Эти паттерны, которые были подмечены интуицией трагиков классической эпохи и существование которых давно не секрет для психоаналитиков и семейных психотерапевтов, передаются из поколения в поколение, снова и снова воспроизводясь в бесчисленных вариациях. Как тут не возникнуть трезвому взгляду на семью, когда сплошь и рядом видно проявление этого родового мифа? И как не возмутиться сентиментальностью и непомерными ожиданиями, возлагаемыми на семью, прекрасно отдавая себя отчет в том, какие факторы причинной обусловленности задают тон внутри семьи?
К середине жизни в основном бывает так, что свои дети успевают подрасти и уже пробуют вступать во взрослую жизнь. Они понемногу отстаивают собственное мнение перед родителями и формируют со своими сверстниками более тесные связи, чем с теми, кто лишь выплачивает ипотечный кредит за крышу у них над головой. Тем не менее подростковый бунт начинается не вдруг, когда в один прекрасный день ребенку вдруг захочется позлить родителей, все делая наперекор их воле. Скорее, это некая неукротимая энергия подталкивает их изнутри, инициируя тем самым процесс отделения, необходимый для успешного созревания ребенка. Меняется его тело, растут ожидания, связанные с выбранной для себя социальной ролью. К тому же весь этот период наша «прото-взрослая» молодежь, в полной мере подверженная перепаду гормональных и эмоциональных влияний, разрывается между тянущим в разные стороны порывом к самостоятельности и желанием сохранить относительно спокойное существование, которое воспринималось как должное в детские годы. Не удивительно, что окружающим бывает так непросто с подростками, ведь они, в первую очередь, сами с собой в конфликте. Мой совет родителям всегда один и тот же: сначала хорошенько подумать, а только потом говорить; ведь дети все равно вырастут и покинут родительский дом, но только виня во всех своих проблемах родителей, пока не обнаружат, что эти проблемы пошли следом за ними. Лучше постарайтесь сами жить более полной жизнью и держаться тех нравственных норм, которые хотели бы привить детям. Позвольте молодым быть не такими, как вы, иначе говоря, быть собой. Проявляйте безусловную любовь, однако придерживаясь разумных норм, психологических границ и оправданных ожиданий.

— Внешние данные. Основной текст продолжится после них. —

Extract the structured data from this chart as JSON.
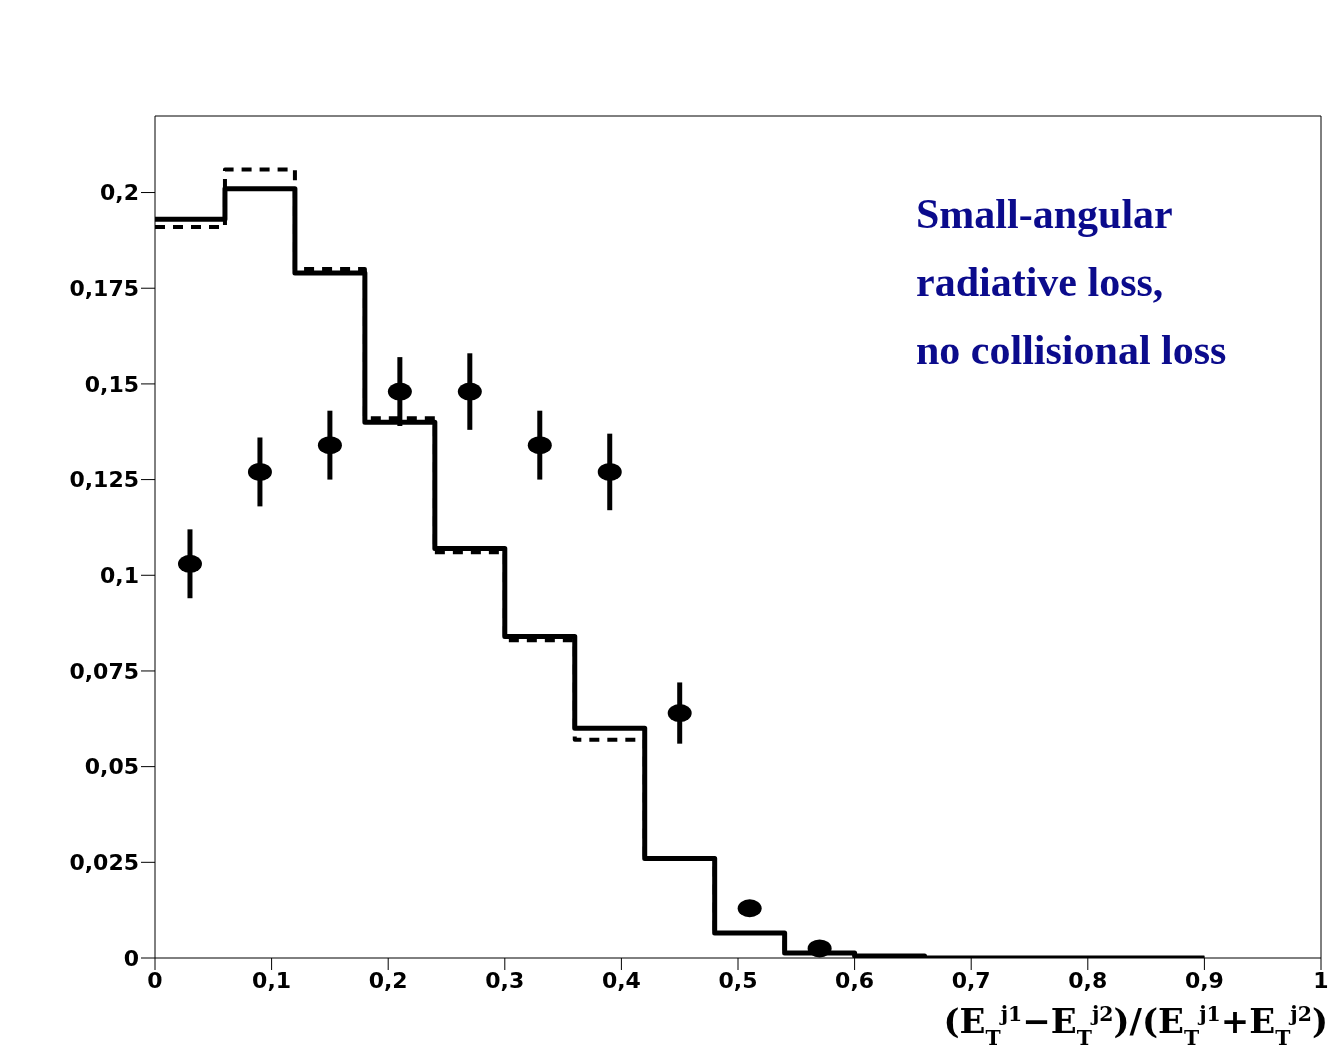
{
  "chart_data": {
    "type": "step",
    "series": [
      {
        "color": "#000000",
        "line_style": "solid",
        "x": [
          0,
          0.06,
          0.12,
          0.18,
          0.24,
          0.3,
          0.36,
          0.42,
          0.48,
          0.54,
          0.6,
          0.66,
          0.72,
          0.78,
          0.84,
          0.9
        ],
        "values": [
          0.193,
          0.201,
          0.179,
          0.14,
          0.107,
          0.084,
          0.06,
          0.026,
          0.0065,
          0.0013,
          0.0005,
          0,
          0,
          0,
          0,
          0
        ]
      },
      {
        "color": "#000000",
        "line_style": "dashed",
        "x": [
          0,
          0.06,
          0.12,
          0.18,
          0.24,
          0.3,
          0.36,
          0.42,
          0.48,
          0.54,
          0.6,
          0.66,
          0.72,
          0.78,
          0.84,
          0.9
        ],
        "values": [
          0.191,
          0.206,
          0.18,
          0.141,
          0.106,
          0.083,
          0.057,
          0.026,
          0.0065,
          0.0013,
          0.0005,
          0,
          0,
          0,
          0,
          0
        ]
      },
      {
        "type": "scatter",
        "color": "#000000",
        "marker": "circle",
        "x": [
          0.03,
          0.09,
          0.15,
          0.21,
          0.27,
          0.33,
          0.39,
          0.45,
          0.51,
          0.57
        ],
        "values": [
          0.103,
          0.127,
          0.134,
          0.148,
          0.148,
          0.134,
          0.127,
          0.064,
          0.013,
          0.0025
        ],
        "errors": [
          0.009,
          0.009,
          0.009,
          0.009,
          0.01,
          0.009,
          0.01,
          0.008,
          null,
          null
        ]
      }
    ],
    "xlabel": "(E$_{T}$$^{j1}$−E$_{T}$$^{j2}$)/(E$_{T}$$^{j1}$+E$_{T}$$^{j2}$)",
    "annotations": [
      "Small-angular",
      "radiative loss,",
      "no collisional loss"
    ],
    "xlim": [
      0,
      1
    ],
    "xticks": [
      0,
      {
        "value": 0.1,
        "label": "0,1"
      },
      {
        "value": 0.2,
        "label": "0,2"
      },
      {
        "value": 0.3,
        "label": "0,3"
      },
      {
        "value": 0.4,
        "label": "0,4"
      },
      {
        "value": 0.5,
        "label": "0,5"
      },
      {
        "value": 0.6,
        "label": "0,6"
      },
      {
        "value": 0.7,
        "label": "0,7"
      },
      {
        "value": 0.8,
        "label": "0,8"
      },
      {
        "value": 0.9,
        "label": "0,9"
      },
      1
    ],
    "ylim": [
      0,
      0.22
    ],
    "yticks": [
      0,
      {
        "value": 0.025,
        "label": "0,025"
      },
      {
        "value": 0.05,
        "label": "0,05"
      },
      {
        "value": 0.075,
        "label": "0,075"
      },
      {
        "value": 0.1,
        "label": "0,1"
      },
      {
        "value": 0.125,
        "label": "0,125"
      },
      {
        "value": 0.15,
        "label": "0,15"
      },
      {
        "value": 0.175,
        "label": "0,175"
      },
      {
        "value": 0.2,
        "label": "0,2"
      }
    ]
  }
}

Несмотря на все свои протесты, подростки так же отчаянно нуждаются и в ограничительных знаках, которые им самим куда сложней выставить в разгар внутренней анархии переходного возраста.

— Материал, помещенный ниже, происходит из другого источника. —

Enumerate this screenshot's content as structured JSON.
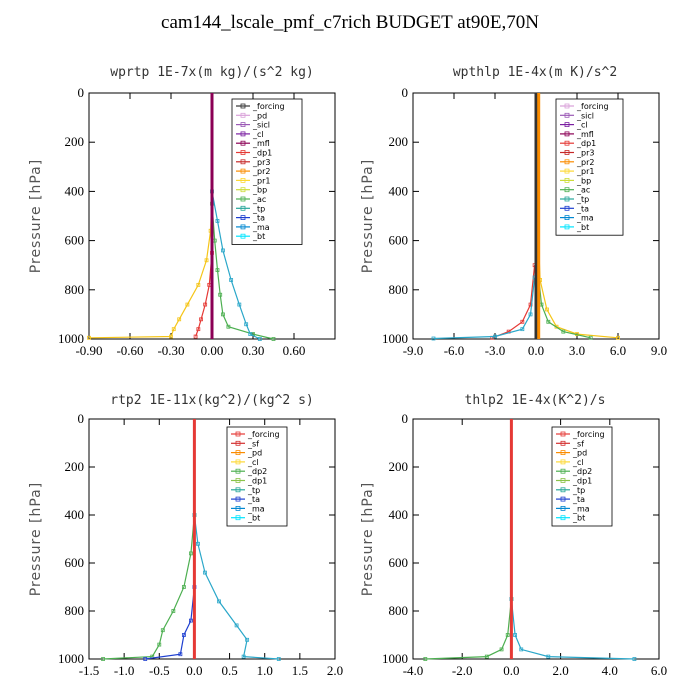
{
  "title": "cam144_lscale_pmf_c7rich  BUDGET at90E,70N",
  "chart_data": [
    {
      "type": "line",
      "title": "wprtp   1E-7x(m kg)/(s^2 kg)",
      "ylabel": "Pressure [hPa]",
      "xlim": [
        -0.9,
        0.9
      ],
      "ylim": [
        1000,
        0
      ],
      "xticks": [
        "-0.90",
        "-0.60",
        "-0.30",
        "0.00",
        "0.30",
        "0.60"
      ],
      "xtick_values": [
        -0.9,
        -0.6,
        -0.3,
        0.0,
        0.3,
        0.6
      ],
      "yticks": [
        0,
        200,
        400,
        600,
        800,
        1000
      ],
      "legend": {
        "entries": [
          "_forcing",
          "_pd",
          "_sicl",
          "_cl",
          "_mfl",
          "_dp1",
          "_pr3",
          "_pr2",
          "_pr1",
          "_bp",
          "_ac",
          "_tp",
          "_ta",
          "_ma",
          "_bt"
        ],
        "colors": [
          "#333333",
          "#d9a0d9",
          "#9b59b6",
          "#7b1fa2",
          "#8b0055",
          "#e53935",
          "#c62828",
          "#fb8c00",
          "#fdd835",
          "#cddc39",
          "#4caf50",
          "#26a69a",
          "#1e3fd0",
          "#0288d1",
          "#00e5ff"
        ]
      },
      "series": [
        {
          "name": "_pr1",
          "color": "#f5c518",
          "x": [
            -0.9,
            -0.3,
            -0.28,
            -0.24,
            -0.18,
            -0.1,
            -0.04,
            -0.01,
            0.0
          ],
          "y": [
            995,
            990,
            960,
            920,
            860,
            780,
            680,
            560,
            400
          ]
        },
        {
          "name": "_dp1",
          "color": "#e53935",
          "x": [
            -0.12,
            -0.1,
            -0.08,
            -0.05,
            -0.02,
            0.0
          ],
          "y": [
            990,
            960,
            920,
            860,
            780,
            650
          ]
        },
        {
          "name": "_ac",
          "color": "#4caf50",
          "x": [
            0.45,
            0.3,
            0.12,
            0.08,
            0.06,
            0.04,
            0.02,
            0.0
          ],
          "y": [
            1000,
            980,
            950,
            900,
            820,
            720,
            600,
            450
          ]
        },
        {
          "name": "_tp",
          "color": "#2aa7c9",
          "x": [
            0.35,
            0.28,
            0.25,
            0.2,
            0.14,
            0.08,
            0.04,
            0.0
          ],
          "y": [
            1000,
            980,
            940,
            860,
            760,
            640,
            520,
            400
          ]
        },
        {
          "name": "_forcing",
          "color": "#333333",
          "x": [
            0.0,
            0.0
          ],
          "y": [
            0,
            1000
          ]
        },
        {
          "name": "_mfl",
          "color": "#8b0055",
          "x": [
            0.0,
            0.0
          ],
          "y": [
            0,
            1000
          ]
        }
      ]
    },
    {
      "type": "line",
      "title": "wpthlp   1E-4x(m K)/s^2",
      "ylabel": "Pressure [hPa]",
      "xlim": [
        -9.0,
        9.0
      ],
      "ylim": [
        1000,
        0
      ],
      "xticks": [
        "-9.0",
        "-6.0",
        "-3.0",
        "0.0",
        "3.0",
        "6.0",
        "9.0"
      ],
      "xtick_values": [
        -9,
        -6,
        -3,
        0,
        3,
        6,
        9
      ],
      "yticks": [
        0,
        200,
        400,
        600,
        800,
        1000
      ],
      "legend": {
        "entries": [
          "_forcing",
          "_sicl",
          "_cl",
          "_mfl",
          "_dp1",
          "_pr3",
          "_pr2",
          "_pr1",
          "_bp",
          "_ac",
          "_tp",
          "_ta",
          "_ma",
          "_bt"
        ],
        "colors": [
          "#d9a0d9",
          "#9b59b6",
          "#7b1fa2",
          "#8b0055",
          "#e53935",
          "#c62828",
          "#fb8c00",
          "#fdd835",
          "#cddc39",
          "#4caf50",
          "#26a69a",
          "#1e3fd0",
          "#0288d1",
          "#00e5ff"
        ]
      },
      "series": [
        {
          "name": "_pr1",
          "color": "#f5c518",
          "x": [
            6.0,
            3.0,
            1.5,
            0.8,
            0.3,
            0.1
          ],
          "y": [
            995,
            980,
            950,
            880,
            760,
            500
          ]
        },
        {
          "name": "_ac",
          "color": "#4caf50",
          "x": [
            4.0,
            2.0,
            0.9,
            0.4,
            0.1
          ],
          "y": [
            995,
            970,
            930,
            860,
            700
          ]
        },
        {
          "name": "_dp1",
          "color": "#e53935",
          "x": [
            -3.2,
            -2.0,
            -1.0,
            -0.4,
            -0.1
          ],
          "y": [
            995,
            970,
            930,
            860,
            700
          ]
        },
        {
          "name": "_tp",
          "color": "#2aa7c9",
          "x": [
            -7.5,
            -3.0,
            -1.0,
            -0.4,
            -0.1
          ],
          "y": [
            998,
            990,
            960,
            900,
            750
          ]
        },
        {
          "name": "_forcing",
          "color": "#333333",
          "x": [
            0.0,
            0.0
          ],
          "y": [
            0,
            1000
          ]
        },
        {
          "name": "_pr2",
          "color": "#fb8c00",
          "x": [
            0.2,
            0.2
          ],
          "y": [
            0,
            1000
          ]
        }
      ]
    },
    {
      "type": "line",
      "title": "rtp2   1E-11x(kg^2)/(kg^2 s)",
      "ylabel": "Pressure [hPa]",
      "xlim": [
        -1.5,
        2.0
      ],
      "ylim": [
        1000,
        0
      ],
      "xticks": [
        "-1.5",
        "-1.0",
        "-0.5",
        "0.0",
        "0.5",
        "1.0",
        "1.5",
        "2.0"
      ],
      "xtick_values": [
        -1.5,
        -1.0,
        -0.5,
        0.0,
        0.5,
        1.0,
        1.5,
        2.0
      ],
      "yticks": [
        0,
        200,
        400,
        600,
        800,
        1000
      ],
      "legend": {
        "entries": [
          "_forcing",
          "_sf",
          "_pd",
          "_cl",
          "_dp2",
          "_dp1",
          "_tp",
          "_ta",
          "_ma",
          "_bt"
        ],
        "colors": [
          "#e53935",
          "#d32f2f",
          "#fb8c00",
          "#fdd835",
          "#4caf50",
          "#8bc34a",
          "#26a69a",
          "#1e3fd0",
          "#0288d1",
          "#00e5ff"
        ]
      },
      "series": [
        {
          "name": "_dp2",
          "color": "#4caf50",
          "x": [
            -1.3,
            -0.6,
            -0.5,
            -0.45,
            -0.3,
            -0.15,
            -0.05,
            0.0
          ],
          "y": [
            1000,
            990,
            940,
            880,
            800,
            700,
            560,
            400
          ]
        },
        {
          "name": "_tp",
          "color": "#2aa7c9",
          "x": [
            1.2,
            0.7,
            0.75,
            0.6,
            0.35,
            0.15,
            0.05,
            0.0
          ],
          "y": [
            1000,
            990,
            920,
            860,
            760,
            640,
            520,
            400
          ]
        },
        {
          "name": "_ta",
          "color": "#1e3fd0",
          "x": [
            -0.7,
            -0.2,
            -0.15,
            -0.05,
            0.0
          ],
          "y": [
            1000,
            980,
            900,
            840,
            700
          ]
        },
        {
          "name": "_forcing",
          "color": "#e53935",
          "x": [
            0.0,
            0.0
          ],
          "y": [
            0,
            1000
          ]
        }
      ]
    },
    {
      "type": "line",
      "title": "thlp2   1E-4x(K^2)/s",
      "ylabel": "Pressure [hPa]",
      "xlim": [
        -4.0,
        6.0
      ],
      "ylim": [
        1000,
        0
      ],
      "xticks": [
        "-4.0",
        "-2.0",
        "0.0",
        "2.0",
        "4.0",
        "6.0"
      ],
      "xtick_values": [
        -4,
        -2,
        0,
        2,
        4,
        6
      ],
      "yticks": [
        0,
        200,
        400,
        600,
        800,
        1000
      ],
      "legend": {
        "entries": [
          "_forcing",
          "_sf",
          "_pd",
          "_cl",
          "_dp2",
          "_dp1",
          "_tp",
          "_ta",
          "_ma",
          "_bt"
        ],
        "colors": [
          "#e53935",
          "#d32f2f",
          "#fb8c00",
          "#fdd835",
          "#4caf50",
          "#8bc34a",
          "#26a69a",
          "#1e3fd0",
          "#0288d1",
          "#00e5ff"
        ]
      },
      "series": [
        {
          "name": "_dp2",
          "color": "#4caf50",
          "x": [
            -3.5,
            -1.0,
            -0.4,
            -0.15,
            0.0
          ],
          "y": [
            1000,
            990,
            960,
            900,
            750
          ]
        },
        {
          "name": "_tp",
          "color": "#2aa7c9",
          "x": [
            5.0,
            1.5,
            0.4,
            0.15,
            0.0
          ],
          "y": [
            1000,
            990,
            960,
            900,
            750
          ]
        },
        {
          "name": "_forcing",
          "color": "#e53935",
          "x": [
            0.0,
            0.0
          ],
          "y": [
            0,
            1000
          ]
        }
      ]
    }
  ]
}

Ну, а когда они все-таки выпорхнут из родительского гнезда, тут можно и всплакнуть немного, и вздохнуть с облегчением. Теперь какая-то часть жизни снова возвращается к нам. Когда мои дети разъехались, я не мог удержаться от слез, но понимал при этом: если они не уйдут, значит, я не справился со своей родительской задачей. Как тут не вспомнить замечательную формулировку британского психиатра Д. У. Винникотта «достаточно хорошая мать». Все мы далеко не идеальные родители, и даже не хочется думать, в какой кошмар идеальный родитель способен превратить жизнь своих детей. Что же касается тех, кто застрял в депрессивном состоянии, которое еще нередко называют «синдром пустого гнезда», – это плата за то, что оказалась стерта грань между личным развитием родителя и развитием его детей. Мы уже убедились, что непрожитая жизнь родителя, его нарциссические потребности и страх отвержения могут передаться ребенку. Когда же ребенок все-таки уходит, его родитель остается один на один с тем, от чего пытался спрятаться всю свою жизнь.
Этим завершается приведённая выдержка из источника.